BACKGROUND: The purpose of the study was to investigate a novel BRAF and CDK 4/6 inhibitor combination therapy in a murine model of BRAF-V600-mutant human melanoma monitored by 18F-FDG-PET/CT and diffusion-weighted MRI (DW-MRI). METHODS: Human BRAF-V600-mutant melanoma (A375) xenograft-bearing balb/c nude mice (n = 21) were imaged by 18F-FDG-PET/CT and DW-MRI before (day 0) and after (day 7) a 1-week BRAF and CDK 4/6 inhibitor combination therapy (n = 12; dabrafenib, 20 mg/kg/d; ribociclib, 100 mg/kg/d) or placebo (n = 9).
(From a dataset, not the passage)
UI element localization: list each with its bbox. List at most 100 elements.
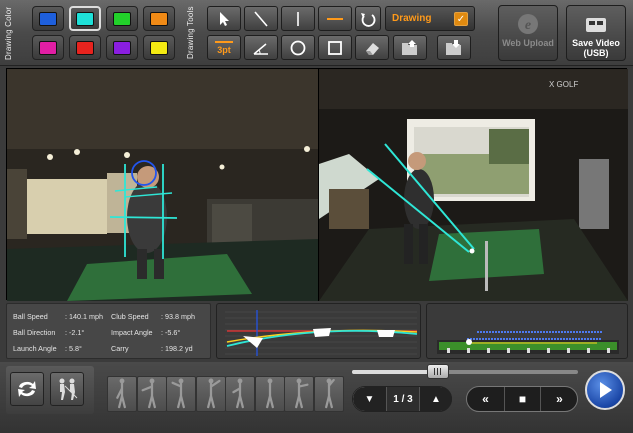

Animals were scanned on a small animal PET after intravenous administration of 20 MBq 18F-FDG. Tumor glucose uptake was calculated as the tumor-to-liver-ratio (TTL). Unenhanced CT data sets were subsequently acquired for anatomic coregistration. Tumor diffusivity was assessed by DW-MRI using the apparent diffusion coefficient (ADC). Anti-tumor therapy effects were assessed by ex vivo immunohistochemistry for validation purposes (microvascular density - CD31; tumor cell proliferation - Ki-67). RESULTS: Tumor glucose uptake was significantly suppressed under therapy (∆TTLTherapy - 1.00 ± 0.53 vs. ∆TTLControl 0.85 ± 1.21; p < 0.001). In addition, tumor diffusivity was significantly elevated following the BRAF and CDK 4/6 inhibitor combination therapy (∆ADCTherapy 0.12 ± 0.14 × 10-3 mm2/s; ∆ADCControl - 0.12 ± 0.06 × 10-3 mm2/s; p < 0.001). Immunohistochemistry revealed a significant suppression of microvascular density (CD31, 147 ± 48 vs. 287 ± 92; p = 0.001) and proliferation (Ki-67, 3718 ± 998 vs. 5389 ± 1332; p = 0.007) in the therapy compared to the control group. CONCLUSION: A novel BRAF and CDK 4/6 inhibitor combination therapy exhibited significant anti-angiogenic and anti-proliferative effects in experimental human melanomas, monitored by 18F-FDG-PET/CT and DW-MRI.